Yüz yüze gelemesek de kafamda ve gönlümde yer buldunuz. Ancak sevgili Can ile çok uzun zaman önce kesişmişti yollarımız. O güzel adam, benim hem arkadaşım hem de Cumhuriyet Davası’nda avukatım oldu. İddianamemiz, cezaevine girişimizin 5’inci ayında yazılabilmişti. Tüm yaşadıklarımızdan geriye savunmalarımızın kalacağını düşünerek günlerce, aylarca volta atarken bile aldığım notları ilk ziyaretinde ona okumuştum. Görüşme saati boyunca gülmüştük çünkü duruşmada, itirafçı olmak istiyorum diyecektim.
∗∗∗
Bundan sonrasını savunma metnimden aktarayım: İddia makamı bizi bazı terör örgütleriyle irtibatlı gösterebilmek için dile kolay tam 5,5 ay çalıştı ve ekleriyle birlikte 30 klasörlük bir soruşturma dosyası hazırladı. Bu durumda birimizin çıkıp suçunu itiraf etmesi bekleniyor olabilir. Ama belki de bu işi bir karikatüristin yapması daha uygun olur. Karikatüristten itirafçı olur mu? Denemek istiyorum. Evet, ben karikatür hayatımda bir örgüte yardım ve yataklık ettim. Bu örgütün adı Ü.T.Ç. Açılımı: Ülkemin Tüm Çocukları. Üyeleri arasında 2,5 yaşındaki torunum da var. Biliyorum ki heyetinizin de çocukları, salonda bulunan dostlarımızın da çocukları bu örgütün üyeleri arasında.
Torunuma, örgütlerinin amacını sordum, anlattı: “Dede biz de batılı akranlarımız gibi yaşamak istiyoruz.

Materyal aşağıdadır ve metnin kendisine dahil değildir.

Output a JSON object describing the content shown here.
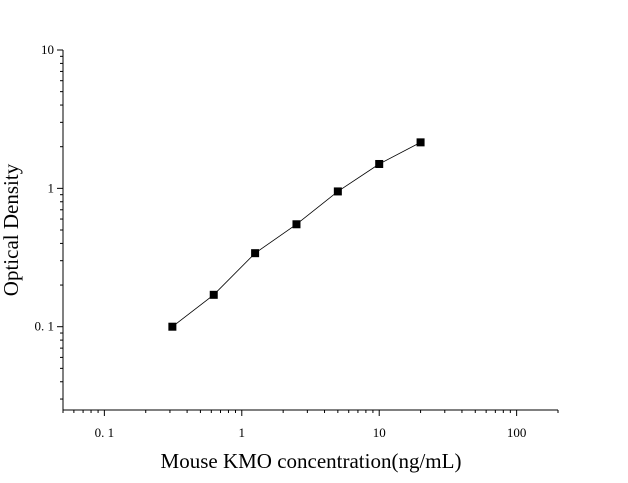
{
  "chart_data": {
    "type": "scatter",
    "title": "",
    "xlabel": "Mouse KMO concentration(ng/mL)",
    "ylabel": "Optical Density",
    "x_scale": "log",
    "y_scale": "log",
    "xlim": [
      0.05,
      200
    ],
    "ylim": [
      0.025,
      10
    ],
    "x_ticks": [
      {
        "value": 0.1,
        "label": "0. 1"
      },
      {
        "value": 1,
        "label": "1"
      },
      {
        "value": 10,
        "label": "10"
      },
      {
        "value": 100,
        "label": "100"
      }
    ],
    "y_ticks": [
      {
        "value": 0.1,
        "label": "0. 1"
      },
      {
        "value": 1,
        "label": "1"
      },
      {
        "value": 10,
        "label": "10"
      }
    ],
    "grid": false,
    "legend": "none",
    "series": [
      {
        "x": [
          0.3125,
          0.625,
          1.25,
          2.5,
          5,
          10,
          20
        ],
        "y": [
          0.1,
          0.17,
          0.34,
          0.55,
          0.95,
          1.5,
          2.15
        ],
        "marker": "square",
        "color": "#000000",
        "fit_curve": true
      }
    ]
  }
}
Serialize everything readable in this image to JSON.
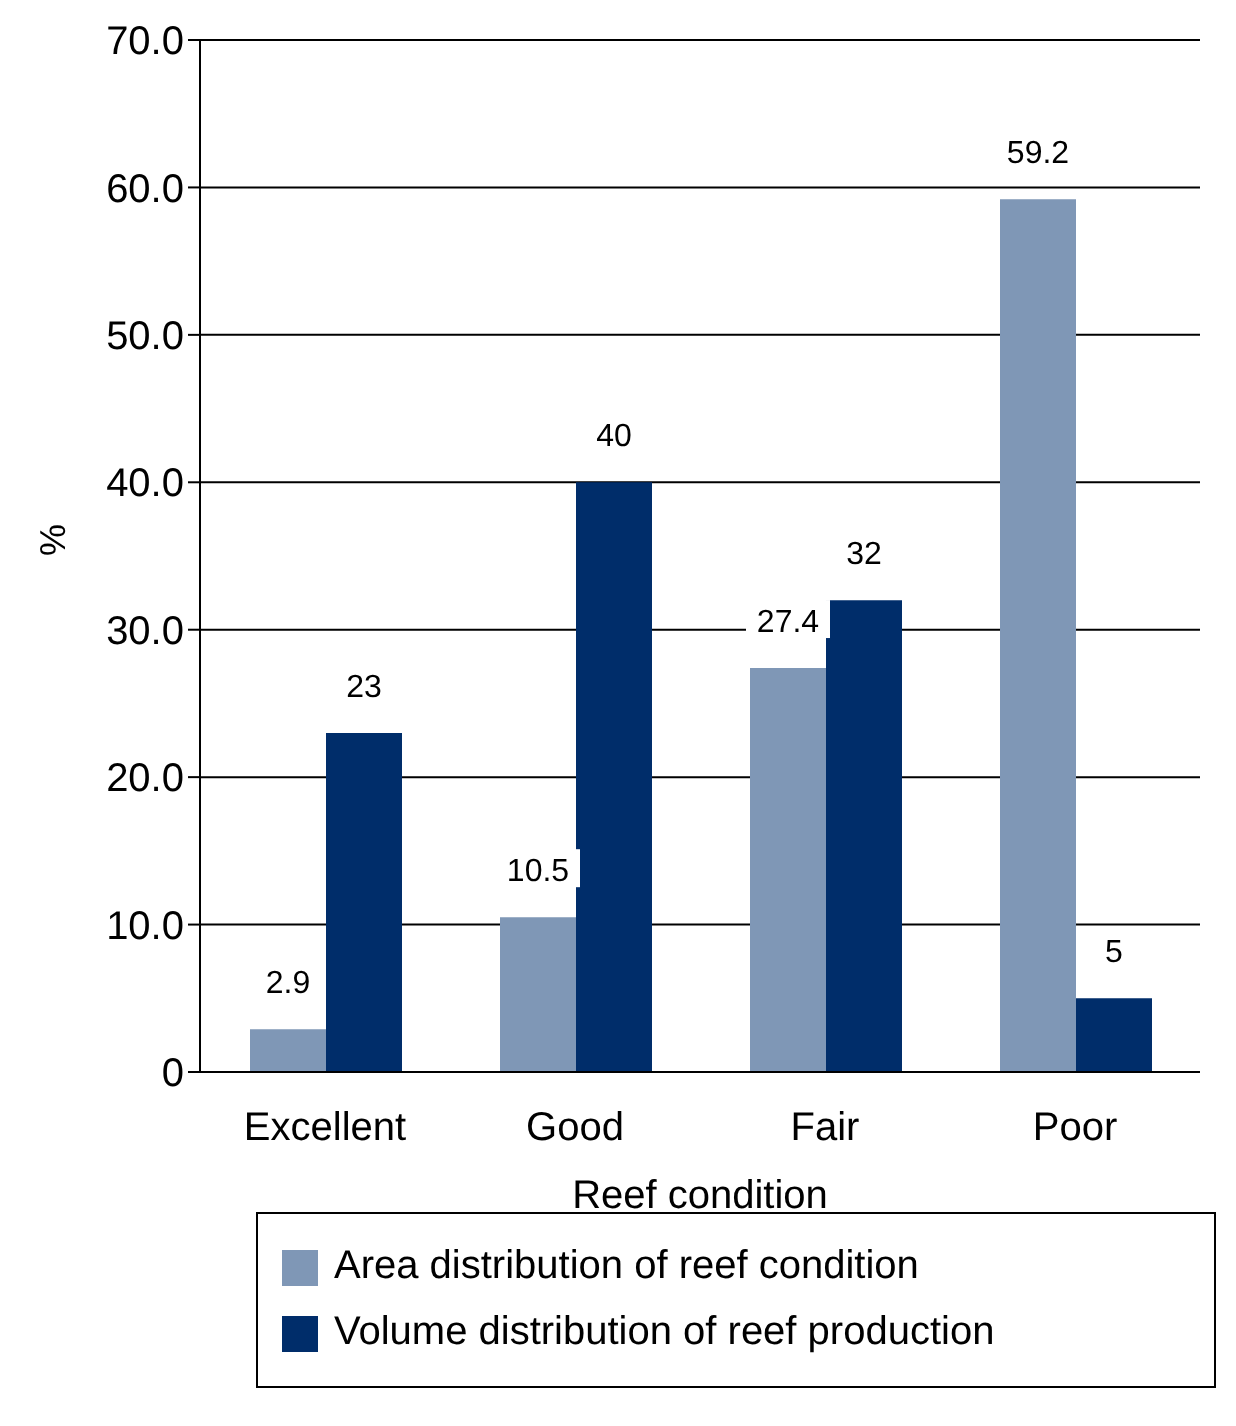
{
  "chart_data": {
    "type": "bar",
    "xlabel": "Reef condition",
    "ylabel": "%",
    "categories": [
      "Excellent",
      "Good",
      "Fair",
      "Poor"
    ],
    "series": [
      {
        "name": "Area distribution of reef condition",
        "color": "#7f97b6",
        "values": [
          2.9,
          10.5,
          27.4,
          59.2
        ]
      },
      {
        "name": "Volume distribution of reef production",
        "color": "#002d6a",
        "values": [
          23,
          40,
          32,
          5
        ]
      }
    ],
    "ylim": [
      0,
      70
    ],
    "yticks": [
      0,
      {
        "value": 10,
        "label": "10.0"
      },
      {
        "value": 20,
        "label": "20.0"
      },
      {
        "value": 30,
        "label": "30.0"
      },
      {
        "value": 40,
        "label": "40.0"
      },
      {
        "value": 50,
        "label": "50.0"
      },
      {
        "value": 60,
        "label": "60.0"
      },
      {
        "value": 70,
        "label": "70.0"
      }
    ],
    "grid": "y",
    "legend": "bottom",
    "data_labels": true
  }
}
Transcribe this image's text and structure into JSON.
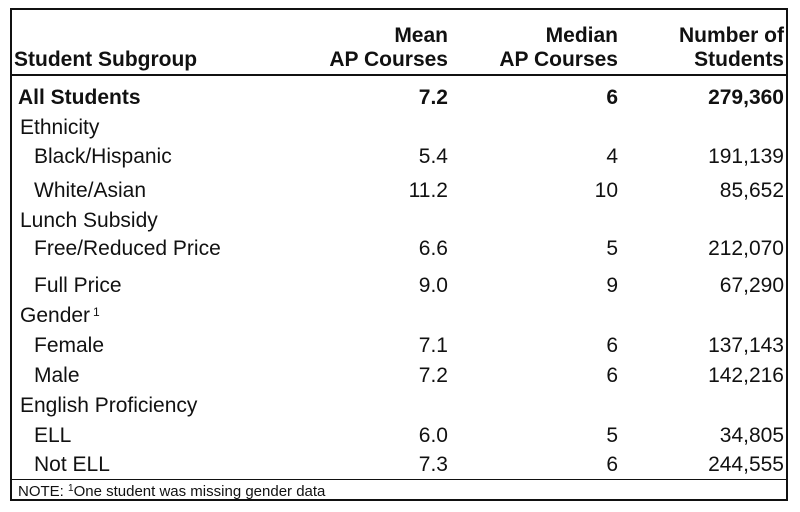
{
  "headers": {
    "subgroup": "Student Subgroup",
    "mean_line1": "Mean",
    "mean_line2": "AP Courses",
    "median_line1": "Median",
    "median_line2": "AP Courses",
    "count_line1": "Number of",
    "count_line2": "Students"
  },
  "all": {
    "label": "All Students",
    "mean": "7.2",
    "median": "6",
    "count": "279,360"
  },
  "ethnicity": {
    "label": "Ethnicity",
    "rows": [
      {
        "label": "Black/Hispanic",
        "mean": "5.4",
        "median": "4",
        "count": "191,139"
      },
      {
        "label": "White/Asian",
        "mean": "11.2",
        "median": "10",
        "count": "85,652"
      }
    ]
  },
  "lunch": {
    "label": "Lunch Subsidy",
    "rows": [
      {
        "label": "Free/Reduced Price",
        "mean": "6.6",
        "median": "5",
        "count": "212,070"
      },
      {
        "label": "Full Price",
        "mean": "9.0",
        "median": "9",
        "count": "67,290"
      }
    ]
  },
  "gender": {
    "label": "Gender",
    "footnote_mark": "1",
    "rows": [
      {
        "label": "Female",
        "mean": "7.1",
        "median": "6",
        "count": "137,143"
      },
      {
        "label": "Male",
        "mean": "7.2",
        "median": "6",
        "count": "142,216"
      }
    ]
  },
  "english": {
    "label": "English Proficiency",
    "rows": [
      {
        "label": "ELL",
        "mean": "6.0",
        "median": "5",
        "count": "34,805"
      },
      {
        "label": "Not ELL",
        "mean": "7.3",
        "median": "6",
        "count": "244,555"
      }
    ]
  },
  "note": {
    "prefix": "NOTE: ",
    "mark": "1",
    "text": "One student was missing gender data"
  }
}
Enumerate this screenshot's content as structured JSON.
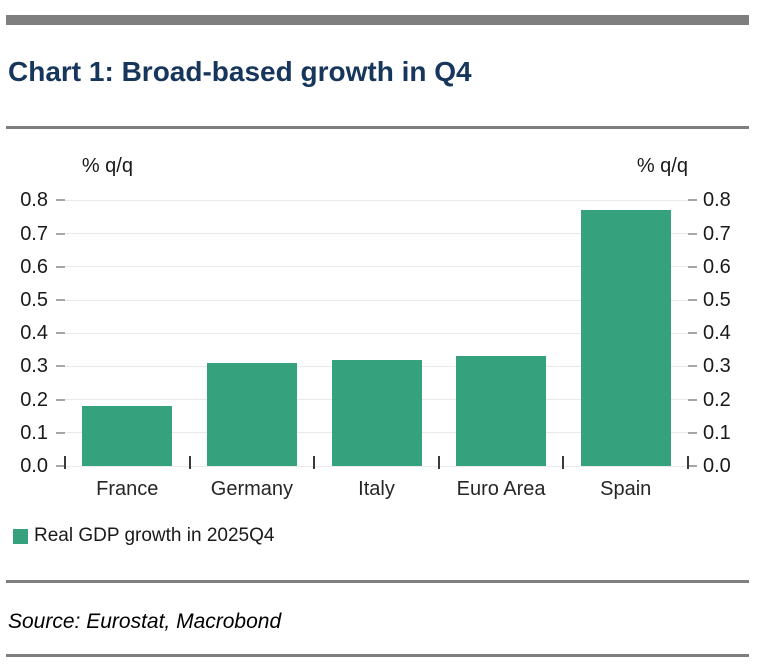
{
  "page": {
    "title": "Chart 1: Broad-based growth in Q4",
    "source": "Source: Eurostat, Macrobond"
  },
  "chart_data": {
    "type": "bar",
    "title": "Chart 1: Broad-based growth in Q4",
    "categories": [
      "France",
      "Germany",
      "Italy",
      "Euro Area",
      "Spain"
    ],
    "values": [
      0.18,
      0.31,
      0.32,
      0.33,
      0.77
    ],
    "series": [
      {
        "name": "Real GDP growth in 2025Q4",
        "values": [
          0.18,
          0.31,
          0.32,
          0.33,
          0.77
        ]
      }
    ],
    "legend_label": "Real GDP growth in 2025Q4",
    "unit_label_left": "% q/q",
    "unit_label_right": "% q/q",
    "ylim": [
      0,
      0.85
    ],
    "yticks": [
      0.0,
      0.1,
      0.2,
      0.3,
      0.4,
      0.5,
      0.6,
      0.7,
      0.8
    ],
    "ytick_format_decimals": 1,
    "grid": true,
    "legend_position": "bottom-left",
    "bar_color": "#36A17D"
  },
  "colors": {
    "divider_gray": "#7F7F7F",
    "title_navy": "#16365C",
    "bar_green": "#36A17D",
    "gridline": "#E9E9E9",
    "tick_gray": "#A6A6A6",
    "text": "#1A1A1A"
  }
}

Özgür ve mutlu bir hayatımız olsun istiyoruz. Kimse ölsün mölsün istemiyoruz.”
“Peki, beni de örgütünüze üye yapar mısınız?” dedim.
“Olmaz dede, sen çocuk değilsin. Ama çok istiyorsan, bize yardım ve yataklık yapabilirsin, bizim için çizebilirsin.”
İşte itiraf ettim. Doğrusu bu çocukların örgütüne yardım ve yataklık yapmak, hayatımın anlamı oldu. Ben ceza tehditlerinden ziyade, çocuklarımıza mahcup olmaktan korktum her zaman… Biliyorsunuz, mizah duygusunu yitirmiş bir ülkede yaşamak zordur ama her şeyin mizah olduğu bir toplumda yaşamak daha da zordur. Biz ne yazık ki her şeyin mizah olduğu evreye geçtik galiba. Ama yine de zor zamanlarda sığındığımız bir liman gibi mizah.
∗∗∗
Gezi Davası, yakın tarihimizin tanıklık ettiği en büyük dava. Bir sembol dava. Sizler de bu davada yargılanan sembol isimler oldunuz. Karşılaştığınız tüm haksız ve insaf ölçülerini aşan suçlamalara karşın, önyargılarına esir düşmemiş insanlar, sizlere neler yaşatıldığını görüyorlar, anlıyorlar ve biliyorlar…
Herkes biliyor; hukuk gözetmemiş iddianamenizde suç ve delilin olmadığını ve Gezi Davası’nın yargı aracılığıyla siyasal bir intikam davasına dönüştüğünü…
Herkes biliyor; Akla, vicdana ve hukuka aykırı bir kararla, çevreyi, doğayı ve insanı savunduğunuz için yargılandığınızı…
Herkes biliyor; Yaşamlarını özgürce kurmak isteyen insanların yanında durduğunuz için yargılandığınızı…
Herkes biliyor; Kent suçlarına karşı mücadele ederken, kente sahip çıktığınız için yargılandığınızı…
Herkes biliyor; “Taksim birkaç rantçının değil, emekçilerin, çocukların, gençlerin, marjinallerin, hatta kedilerin, köpeklerin ve kuşların meydanıdır” dediğiniz için yargılandığınızı…
Herkes biliyor; Soma faciasında, Adana Öğrenci Yurdu yangınında, Çorlu tren kazasında halkın yanında ve vicdanında olduğunuz için yargılandığınızı.
İzninizle mektubumu, Leonard Cohen’den ödünç aldığım bir satırla bağlamak istiyorum.
“Ve herkes biliyor, zarların hileli olduğunu.”